Reverend Doctor Anna Howard Shaw
  1. Reverend Doctor Anna Howard Shaw (1847-1919)

Anna Shaw was a child of English immigrants and grew up with very little education on a self-isolated farm in Michigan. She taught herself through reading, became a teacher at just 15 years old, and then entered high school when she was 24. Shaw became active in the Methodist church, became a licensed priest, and then entered Albion College in 1873 during a point in time when women weren’t known for going to college. She then graduated from Boston Theological Seminary, where she was the only woman in her class. Shaw was one of the first female physicians in America and was awarded the Distinguished Service Medal for her work on the WW1 Women’s Council on National Defense. Shaw was always a lifelong advocate for women’s rights. She refused to perform marriages with traditional words about women having to obey their husbands in their vows. From the 1880s until her death in 1919 she worked across the country to help achieve women’s suffrage. One year after her death, women were finally given the right to vote when the 19th Amendment to the U.S. Constitution passed.


Eleanor Roosevelt
  1. Eleanor Roosevelt (1884-1962)

Eleanor Roosevelt is known for her time as the longest First Lady in office and her commitment to numerous humanitarian causes.
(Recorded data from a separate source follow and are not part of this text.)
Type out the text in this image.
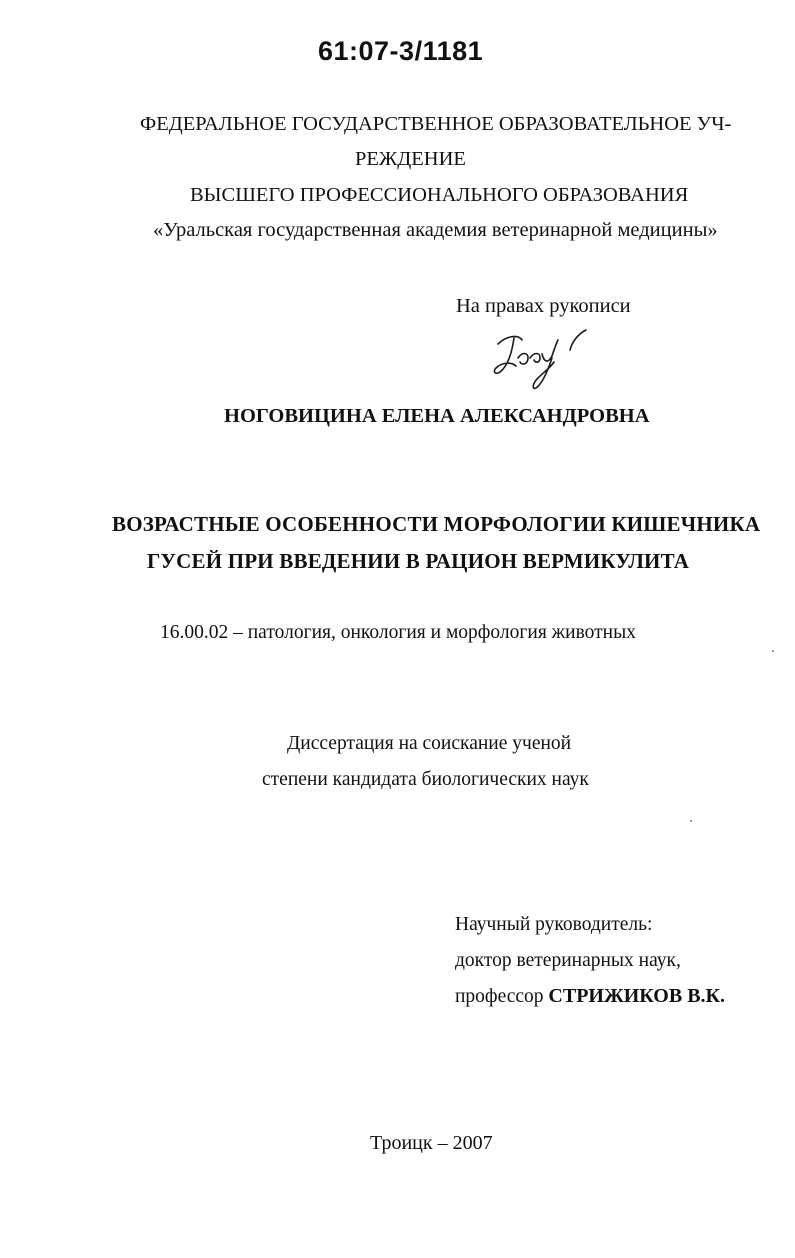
61:07-3/1181
ФЕДЕРАЛЬНОЕ ГОСУДАРСТВЕННОЕ ОБРАЗОВАТЕЛЬНОЕ УЧ-
РЕЖДЕНИЕ
ВЫСШЕГО ПРОФЕССИОНАЛЬНОГО ОБРАЗОВАНИЯ
«Уральская государственная академия ветеринарной медицины»
На правах рукописи
НОГОВИЦИНА ЕЛЕНА АЛЕКСАНДРОВНА
ВОЗРАСТНЫЕ ОСОБЕННОСТИ МОРФОЛОГИИ КИШЕЧНИКА
ГУСЕЙ ПРИ ВВЕДЕНИИ В РАЦИОН ВЕРМИКУЛИТА
16.00.02 – патология, онкология и морфология животных
Диссертация на соискание ученой
степени кандидата биологических наук
Научный руководитель:
доктор ветеринарных наук,
профессор СТРИЖИКОВ В.К.
Троицк – 2007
She was an active volunteer and worked with many groups including the International Congress of Working Women and the League of Women Voters. Roosevelt challenged segregation and sat between blacks and whites in Birmingham, Alabama at the Southern Conference for Human Welfare. After President Roosevelt’s death in 1945, she strongly pushed for the United States to join the United Nations. She was selected as a delegate to the UN General Assembly from 1945-1953 and was the first chairperson of the UN Human Rights Commission. She was involved with the Democratic party for years and even after her time in the White House Roosevelt committed herself to helping others.


Zora Neale Hurston
  1. Zora Neale Hurston (1891-1960)

Zora Hurston is a famous writer known for depicting African American life in the South through her novels, short stories, and plays. She earned her associate’s degree from Howard University where she co-founded the school’s newspaper. She later graduated from Barnard College with a BA in anthropology. Hurston dedicated her life to promoting, exploring, and studying black culture in the United States, Haiti, Jamaica, and several other regions. Her most famous novel is “Their Eyes Were Watching God”. She wasn’t as well known during her life, but her work was reintroduced to appreciative later generations by novelist Alice Walker, whose work she influenced greatly.


Julia Child
  1. Julia Child (1912-2004)

Chef Julia Child was known for her French cooking and cookbook, Mastering the Art of French Cooking. Before becoming a chef, she joined the Office of Strategic Services working in research. While there, she and a team developed a repellent to prevent sharks from bumping into and setting off underwater explosives. Child graduated from the Cordon Bleu cooking school in France. She would later come back to America and change food trends with her memorable style and challenging recipes. She captivated audiences across America for ten years with her classic TV show, The French Chef. In 1972 her show became the first television program to be captioned for the deaf and hard of hearing. She was awarded an Emmy, George Foster Peabody Award, and in 1993 became the first woman ever inducted into the Culinary Institute Hall of Fame. Julia Child’s kitchen, pots, and pans are at the National Museum of American History in Washington, DC.